Nun soll in diesem Jahr die Produktion eines Biopics über den Popstar beginnen. Ihn spielen wird, wie gerade bekannt wurde, sein Neffe Jaafar Jackson. Der Film entsteht in Zusammenarbeit mit der Erbengemeinschaft des 2009 verstorbenen Sängers, die sämtliche Missbrauchsvorwürfe seit jeher zurückweist. „Für mich gibt es keinen Künstler mit der Kraft, dem Charisma und der musikalischen Klasse von Michael Jackson“, sagte der Regisseur Antoine Fuqua, der den Film mit dem Arbeitstitel „Michael“ inszenieren wird, in Bezug auf das Projekt. Die Chance, dessen Geschichte zu erzählen, sei unwiderstehlich gewesen.

Laut dem Branchenmagazin Hollywood Reporter plant das Produktionsstudio Lionsgate, „alle Aspekte von Jacksons Leben“ im Film zu thematisieren. Dass es dabei viel Raum für Kritik generell, geschweige denn für die Anschuldigungen der mutmaßlichen Opfer geben wird, ist bei der Zusammenstellung der Beteiligten vor und hinter der Kamera kaum vorstellbar.
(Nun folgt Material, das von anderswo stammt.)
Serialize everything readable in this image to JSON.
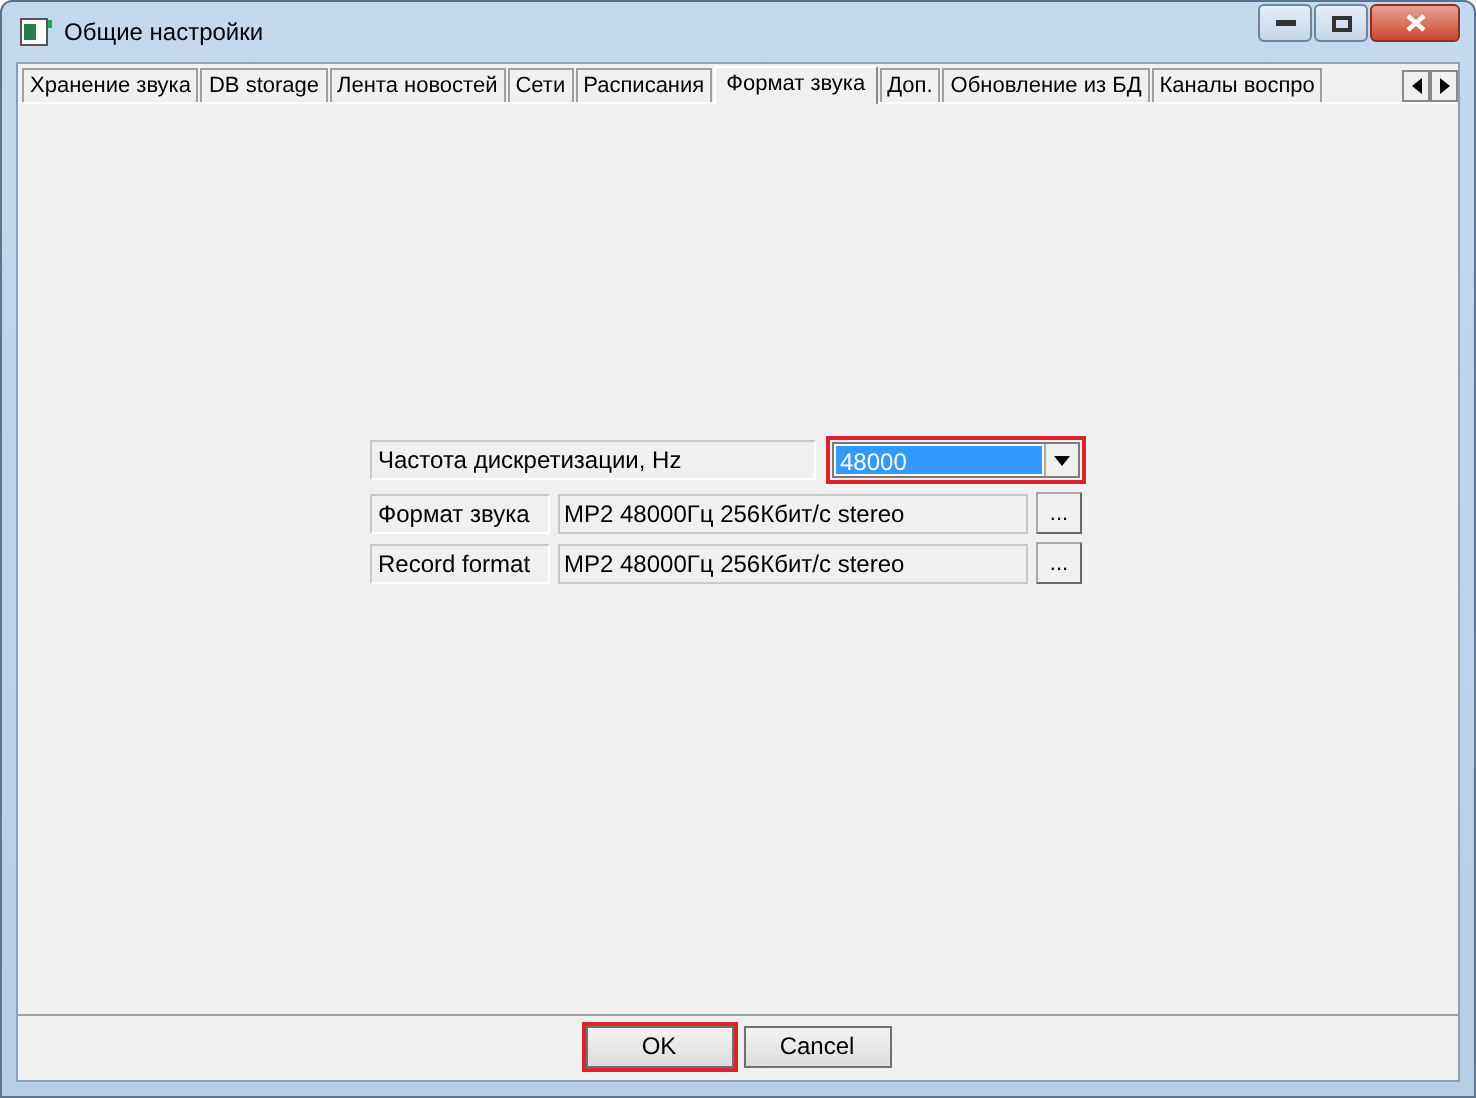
{
  "window": {
    "title": "Общие настройки"
  },
  "tabs": [
    {
      "label": "Хранение звука",
      "selected": false
    },
    {
      "label": "DB storage",
      "selected": false
    },
    {
      "label": "Лента новостей",
      "selected": false
    },
    {
      "label": "Сети",
      "selected": false
    },
    {
      "label": "Расписания",
      "selected": false
    },
    {
      "label": "Формат звука",
      "selected": true
    },
    {
      "label": "Доп.",
      "selected": false
    },
    {
      "label": "Обновление из БД",
      "selected": false
    },
    {
      "label": "Каналы воспро",
      "selected": false
    }
  ],
  "sample_rate": {
    "label": "Частота дискретизации, Hz",
    "value": "48000",
    "highlighted": true
  },
  "rows": [
    {
      "label": "Формат звука",
      "value": "MP2 48000Гц 256Кбит/с stereo",
      "button": "..."
    },
    {
      "label": "Record format",
      "value": "MP2 48000Гц 256Кбит/с stereo",
      "button": "..."
    }
  ],
  "buttons": [
    {
      "label": "OK",
      "highlighted": true
    },
    {
      "label": "Cancel",
      "highlighted": false
    }
  ]
}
Am New Yorker Broadway läuft derweil schon sehr erfolgreich ein Musical über das Leben des sogenannten King of Pop. Als ein Reporter den Cast bei der Premiere nach den Missbrauchsvorwürfen fragte, wurde er des roten Teppichs verwiesen. In dem Stück selbst werden sie nicht erwähnt.

„Im Zweifel für den Angeklagten“, könnte man nun sagen, genügend zahlende Kunden tun das offensichtlich. Spätestens seit #MeToo sollte allerdings klar sein, dass juristische Grenzen gerade in solchen Fällen allzu schnell erreicht sind und „im Zweifel für den Zweifel“ bei der persönlichen Positionierung nicht selten die besonnenere Herangehensweise ist. Die auch posthume Huldigung des Popstars legt zwei traurige Vermutungen nahe. Erstens, dass große Bewunderung auch heute noch einen gewissen moralischen Freifahrtschein bedeuten kann. Und zweitens, dass Männer und Jungs, wenn es um sexuellen Missbrauch geht, nach wie vor weniger ernst genommen werden als Frauen und Mädchen. Dass dies so bleibt, dürfte das Biopic noch befördern.